2.       In terms of weight, the life cycle of durable, lightweight plastic packaging, including post-consumer disposal, results in less solid waste.

3.       Production of plastic packaging consumes significantly less water than alternatives, including in the waste stream.

4.       The production and use of plastic packaging does not emit as much Green House Gas as other materials. The emission saved is equivalent to the emission from 8.5 million passenger vehicles.

The unique nature of plastics, with its light weight, durability, flexibility, cushioning, and barrier properties allows plastic packaging to serve its purpose more efficiently while helping to reduce a variety of environmental impacts. Despite these important benefits, recognizing the plastic waste problem in the environment is necessary.

At Manjushree we are working to build a more circular economy by using our plastics resources more efficiently, capturing and repurposing more post-use packaging, advancing recycling and recovery, and developing new transformative business models. We understand that the real challenge is in the end-of-life management of this wonder material.

The first step we have taken towards solving the plastic waste problem is addressing it right at the inception.  

Design thinking for product life improvement

The design thinking process for product life improvement is a user-centric process. It involves redesigning plastic packaging to better its usage for consumers while making it more environment friendly.

We do this in two ways, one reduce plastic in the design stage by light weighting or by redesigning to reduce eliminable packaging components and two improve the design to extend the useful life of the product, reducing the waste going to the landfills.

An example of our commercial plastic waste reduction-oriented design projects is the Protective Ring on Kinley 20-liter bottles.
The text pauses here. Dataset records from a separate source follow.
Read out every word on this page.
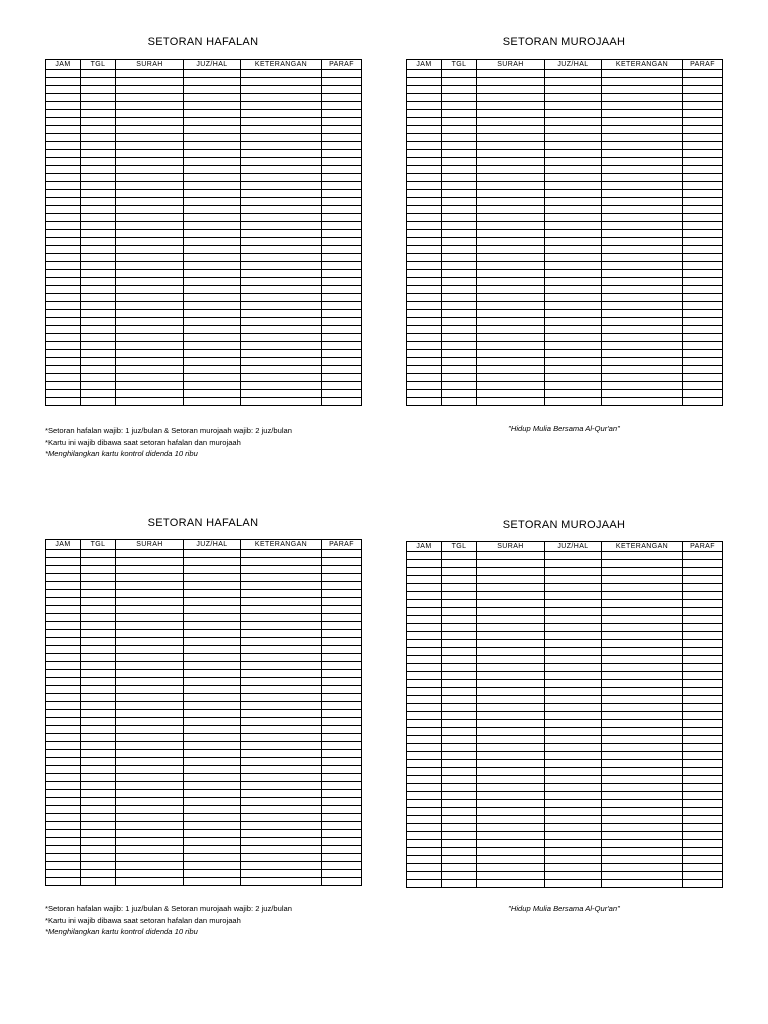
SETORAN HAFALAN
JAM	TGL	SURAH	JUZ/HAL	KETERANGAN	PARAF

*Setoran hafalan wajib: 1 juz/bulan & Setoran murojaah wajib: 2 juz/bulan
*Kartu ini wajib dibawa saat setoran hafalan dan murojaah
*Menghilangkan kartu kontrol didenda 10 ribu
SETORAN MUROJAAH
JAM	TGL	SURAH	JUZ/HAL	KETERANGAN	PARAF

"Hidup Mulia Bersama Al-Qur'an"
SETORAN HAFALAN
JAM	TGL	SURAH	JUZ/HAL	KETERANGAN	PARAF

*Setoran hafalan wajib: 1 juz/bulan & Setoran murojaah wajib: 2 juz/bulan
*Kartu ini wajib dibawa saat setoran hafalan dan murojaah
*Menghilangkan kartu kontrol didenda 10 ribu
SETORAN MUROJAAH
JAM	TGL	SURAH	JUZ/HAL	KETERANGAN	PARAF

"Hidup Mulia Bersama Al-Qur'an"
The Kinley Protective Ring

The protective ring was a design conceptualized and tested in collaboration with Kinley. Kinley water exemplifies purity. The task at hand was to improve the life of their 20 liter bottles and protect them from deformity caused due to rough handling by transporters through the multiple cycles of usage. The design of the protective ring around the shoulder and the base of the bottle was therefore conceptualized to embody ease of use. We also wanted to help Kinley deliver their sustainability promise.

The resulting ring was injection molded in HDPE material to provide sturdiness and was designed in a manner that it fits snuggly to the shoulder and base of the 20 liter bottles, making it sturdier for the transporter to roll the bottles when they load and unload it on their vehicles, for multiple cycles of usage. The HDPE material design makes the ring easily recyclable once it reaches its end-of-life. The finished look of the ring in blue color reflects Kinley’s brand presence.

     

Redesigning packaging for a lighter footprint

We have taken multiple plastic reduction projects in our 40 years plus of existence. Light weighting of packaging is one of our most actively followed plastic reduction efforts. Our unique designs towards light-weighting are already proven like Super Shot Neck Jars/Caps is our patented design. We have introduced lightweight preforms with reduced neck height, that reduced the weight of the finished preform by 1.4 grams while maintaining the same blow ratio.

Technologically we have tested production of packaging using modern material science like the Foaming Technology. The foaming technology reduces the weight of containers by upto 20 percent depending on the application, while maintaining the same barrier properties and tensile strength. Our advanced, lightweight plastics used in multiple products leave a lighter footprint.

Conclusion

With our extensive experience in converting plastics and borrowing from the various industry researches, we conclude that when compared to alternatives, the environmental cost of using plastics is nearly four times less than the costs of other materials. Switching out plastics in consumer products and packaging with alternatives that perform the same function would increase environmental costs from $139 billion to approximately $533 billion annually as identified from a recent life-cycle analysis by the ’America’s Plastic Makers Alliance’.

In addition to expanding ways to recover and repurpose plastics, design changes can further reduce the environmental footprint of plastic packaging. Plastics and plastic packaging play a far more positive role in the quest for sustainability than most people recognize. Design thinking for plastic reduction is our responsibility as packagers to make this universal material, environmentally sustainable.